On Friday 16 August, postgraduate research students and their supporters gathered for several events to celebrate the amazing work that they do.
In the first time ever for AUT, 3MT master's winner Livvy Mitchell went on to take a national prize at the Master's Inter-University 3MT Challenge in Dunedin.
At the Postgraduate Research Symposium, AUT research students present their work through poster and oral presentations and creative exhibitions. In a process mimicking academic conferences, each presenter must be accepted to the Symposium by writing an abstract in advance and taking part in an abstract review process.
The event kicked off with a keynote address by Associate Professor Barbara Bollard, who discussed how she built an exciting research career based on a childhood fascination with satellites.
The Symposium then split into 11 streams of student presentations, with more than 30 students giving 15-minute presentations on topics from cloud computing, to healthcare for the elderly, to the experiences of non-standard workers. An array of student posters were also on display throughout the day.
Presenters Tanya Ewertowska and Amr Mahmoud took home awards for the Best Abstract and Best Poster, respectively.
The 3MT competition began in Australia in 2008, and since 2011 the popularity has increased, with competitions held in over 200 universities across more than 18 countries.

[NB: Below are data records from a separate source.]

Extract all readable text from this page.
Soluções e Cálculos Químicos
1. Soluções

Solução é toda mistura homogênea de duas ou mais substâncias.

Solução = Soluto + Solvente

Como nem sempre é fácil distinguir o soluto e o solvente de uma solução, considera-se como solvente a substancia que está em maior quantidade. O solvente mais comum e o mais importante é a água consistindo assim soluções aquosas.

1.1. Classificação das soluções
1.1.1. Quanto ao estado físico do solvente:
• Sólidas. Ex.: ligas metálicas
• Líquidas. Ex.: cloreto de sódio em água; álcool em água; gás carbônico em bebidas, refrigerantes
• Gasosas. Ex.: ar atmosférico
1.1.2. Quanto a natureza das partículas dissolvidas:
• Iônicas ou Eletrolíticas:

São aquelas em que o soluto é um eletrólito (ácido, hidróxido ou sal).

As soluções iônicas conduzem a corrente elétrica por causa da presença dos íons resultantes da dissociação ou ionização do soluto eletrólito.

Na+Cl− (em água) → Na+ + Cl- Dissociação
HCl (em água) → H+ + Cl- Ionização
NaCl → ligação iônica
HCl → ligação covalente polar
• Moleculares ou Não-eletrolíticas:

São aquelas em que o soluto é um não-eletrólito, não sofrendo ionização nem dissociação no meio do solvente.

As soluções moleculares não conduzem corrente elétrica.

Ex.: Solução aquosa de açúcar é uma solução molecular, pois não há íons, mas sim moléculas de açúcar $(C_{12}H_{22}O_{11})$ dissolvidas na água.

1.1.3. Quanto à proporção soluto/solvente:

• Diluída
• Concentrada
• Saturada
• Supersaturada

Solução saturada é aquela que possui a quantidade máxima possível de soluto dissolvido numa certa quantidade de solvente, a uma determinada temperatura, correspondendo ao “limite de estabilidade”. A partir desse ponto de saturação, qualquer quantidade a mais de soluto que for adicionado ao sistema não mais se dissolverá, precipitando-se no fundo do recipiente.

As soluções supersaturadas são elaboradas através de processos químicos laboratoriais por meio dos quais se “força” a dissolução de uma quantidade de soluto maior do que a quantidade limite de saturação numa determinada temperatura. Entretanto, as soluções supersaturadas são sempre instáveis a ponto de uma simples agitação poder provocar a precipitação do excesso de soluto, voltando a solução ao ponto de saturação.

The rules: competitors have just three minutes to communicate their research, with just one PowerPoint slide. No props, no costumes, no video or audio support. Anyone going over time is disqualified.
Those who took part in this year’s AUT 3MT finals had already progressed through the Pre-Heat competitions in late July. Three Masters and seven Doctoral finalists took to the stage to communicate their research and its significance to a huge crowd.
Peter Jean-Paul from the School of Engineering, Computer and Mathematical Sciences was the winner of the AUT 3MT Doctoral Competition, with his presentation entitled ‘Investigating the value proposition of Energy Saving Devices’.
Peter will go on to represent AUT at the Asia-Pacific 3MT Competition in Brisbane, Australia, on 4 October. Keep an eye out for the livestreaming link to watch Peter compete at the next level of the competition.
Reflecting on his experience, Peter said that he believes AUT works hard to bring out the best in its students irrespective of who you are.
“I would say to anyone wanting to do the competition, just do it! Don’t think about it, don’t worry about your weaknesses or anxieties about public speaking, just learn as much as you can and present. Make an honest effort; don’t go into the competition with the aim of winning but go into it with the aim of learning.”
Livvy Mitchell from the Business School was the winner of the AUT 3MT Master’s Competition, with her presentation entitled ‘Home Detention: Couch surfing or job preserving?’ Livvy went on to compete at the Master’s Inter-University 3MT Challenge in Dunedin on 22 August, where she won first prize. Livvy is the first AUT winner at the national level of the 3MT competition.
Livvy said she saw the competition as a fun and unique way to share her research with an audience outside of her study area.
“The best part about participating in the 3MT competitions was meeting the other contestants and being inspired by their research. There are not many competitions that span wider than the fields we study in, so to hear about research being conducted in other faculties was truly awesome.”
AUT’s Graduate Research School offers researcher development support and services for postgraduate research students at AUT.